Becoming a mother is one of life’s biggest responsibilities and for many new mothers, a little guidance goes a long way. In communities across Laos, mothers who choose to take part in World Vision’s health activities are hidden heroes, changing the future of their children’s health. One of these heroes is Bang, a 28-year-old mother from Laos. She was only able to complete primary school and so when she fell pregnant with her third child, Bang decided to attend health training with World Vision because she wanted to educate herself on raising a strong child.
“I got married young, at just 16-years-old, and didn’t have the knowledge I needed to raise a child. I thought I could just do the same as how my mom raised me. When she was pregnant with me, she never went to a doctor or received any type of vaccination. She gave birth at home and the only person to look after her and I was my father,” Bang shares.
When Bang had her first two children, she didn’t go to a health centre and instead gave birth at home. She also didn’t understand that she couldn’t just feed her child whatever she had at home, instead of opting to breast feed, as her mother had done before her.
A change of heart and mind
After learning about the health care training and attending sessions, Bang had two more children. During these pregnancies she chose to see a doctor, gave birth at the health centre, went to follow up checks and completed all vaccinations that were suggested by the health officer.
“I was interested to listen to what the health officer said because I cannot read well,” Bang shares. “I learned about how to take care of myself during pregnancy and after giving birth.”
Like other mothers who attend training, Bang learned that a breast milk-only diet for the first six months of a child’s life is one of the most important ways to ensure a child’s survival, healthy growth and development.
Livanh, a 25-year-old mother who took the same health classes as Bang breastfeeds her child. Photo: World Vision.
“It’s easy to provide breast milk for my baby because there is no need to boil water or clean the bottles,” says Bang. “I think my children are healthy because of the breastfeeding, vaccination and eating nutritious food. And now I’m healthy, too. I eat vegetables, bananas, papayas, pumpkins, and meat as suggested by the health officer.”
Bang also started to prepare rice soup mixed with vegetable, pumpkin and meat for her baby who is now five months old. “I learned that if we do not feed our babies properly, they might become malnourished and I don’t want that to happen, so I try hard to prepare good rice soups as much as I can.”
A long-term outlook
In addition to educating new mothers, with support from donors like you, World Vision also provides programs to support district health officials, such as implementing mobile clinics to carry out immunizations and health checkups every three months.
A group of mothers in Laos, including Bang, attend health care training with their children.
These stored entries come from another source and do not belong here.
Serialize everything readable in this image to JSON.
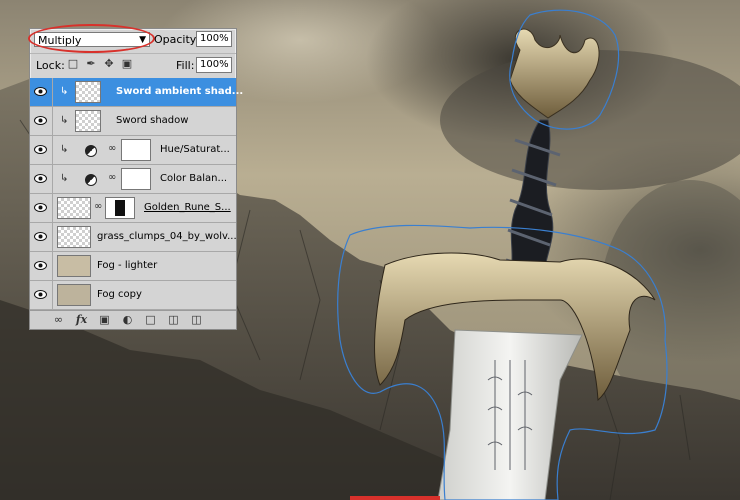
{
  "panel": {
    "blend_mode": "Multiply",
    "opacity_label": "Opacity:",
    "opacity_value": "100%",
    "lock_label": "Lock:",
    "fill_label": "Fill:",
    "fill_value": "100%",
    "annotation_color": "#d8312b",
    "selection_color": "#3c8fe0"
  },
  "layers": [
    {
      "name": "Sword ambient shad...",
      "selected": true
    },
    {
      "name": "Sword shadow"
    },
    {
      "name": "Hue/Saturat..."
    },
    {
      "name": "Color Balan..."
    },
    {
      "name": "Golden_Rune_S..."
    },
    {
      "name": "grass_clumps_04_by_wolv..."
    },
    {
      "name": "Fog - lighter"
    },
    {
      "name": "Fog copy"
    }
  ],
  "icons": {
    "lock": [
      "lock-transparent-icon",
      "lock-image-icon",
      "lock-position-icon",
      "lock-all-icon"
    ],
    "footer": [
      "link-layers-icon",
      "fx-icon",
      "add-mask-icon",
      "adjustment-layer-icon",
      "group-folder-icon",
      "new-layer-icon",
      "trash-icon"
    ]
  },
  "scene": {
    "selection_outline_color": "#3a7fd0"
  }
}
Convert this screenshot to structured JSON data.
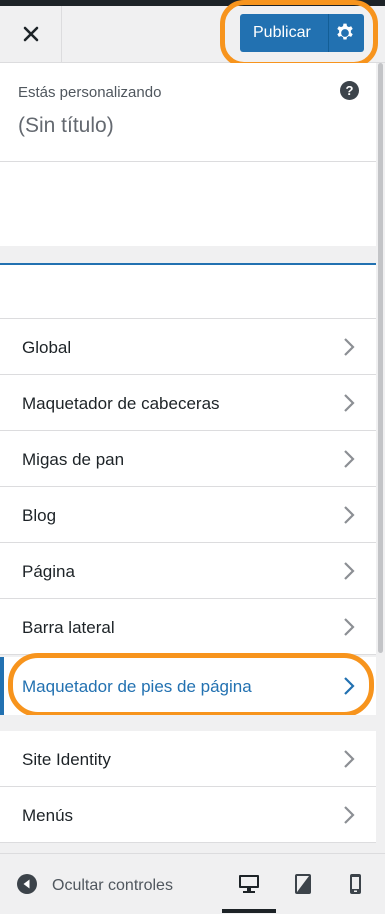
{
  "header": {
    "close_label": "×",
    "publish_label": "Publicar"
  },
  "info": {
    "label": "Estás personalizando",
    "title": "(Sin título)",
    "help_label": "?"
  },
  "menu": {
    "items": [
      {
        "label": "Global"
      },
      {
        "label": "Maquetador de cabeceras"
      },
      {
        "label": "Migas de pan"
      },
      {
        "label": "Blog"
      },
      {
        "label": "Página"
      },
      {
        "label": "Barra lateral"
      }
    ],
    "active_item": {
      "label": "Maquetador de pies de página"
    },
    "items2": [
      {
        "label": "Site Identity"
      },
      {
        "label": "Menús"
      }
    ]
  },
  "footer": {
    "collapse_label": "Ocultar controles"
  },
  "colors": {
    "accent": "#2271b1",
    "highlight": "#f7941d"
  }
}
Photo: World Vision.
“I received a tetanus shot and health checkups during my entire pregnancy. And my baby received full immunizations including polio, Hepatitis B, tuberculosis, and measles,” says Bang. “I understand that although the shots may hurt my baby, it doesn’t take long. I believe it can prevent other diseases and keep my baby healthy,” Bang explains.
Mothers like Bang have made decisions that will change the trajectory of not only theirs and their children’s lives, but of future generations to come. Thank you for continuing to support hidden heroes like her as they work to nurture healthy, happy children.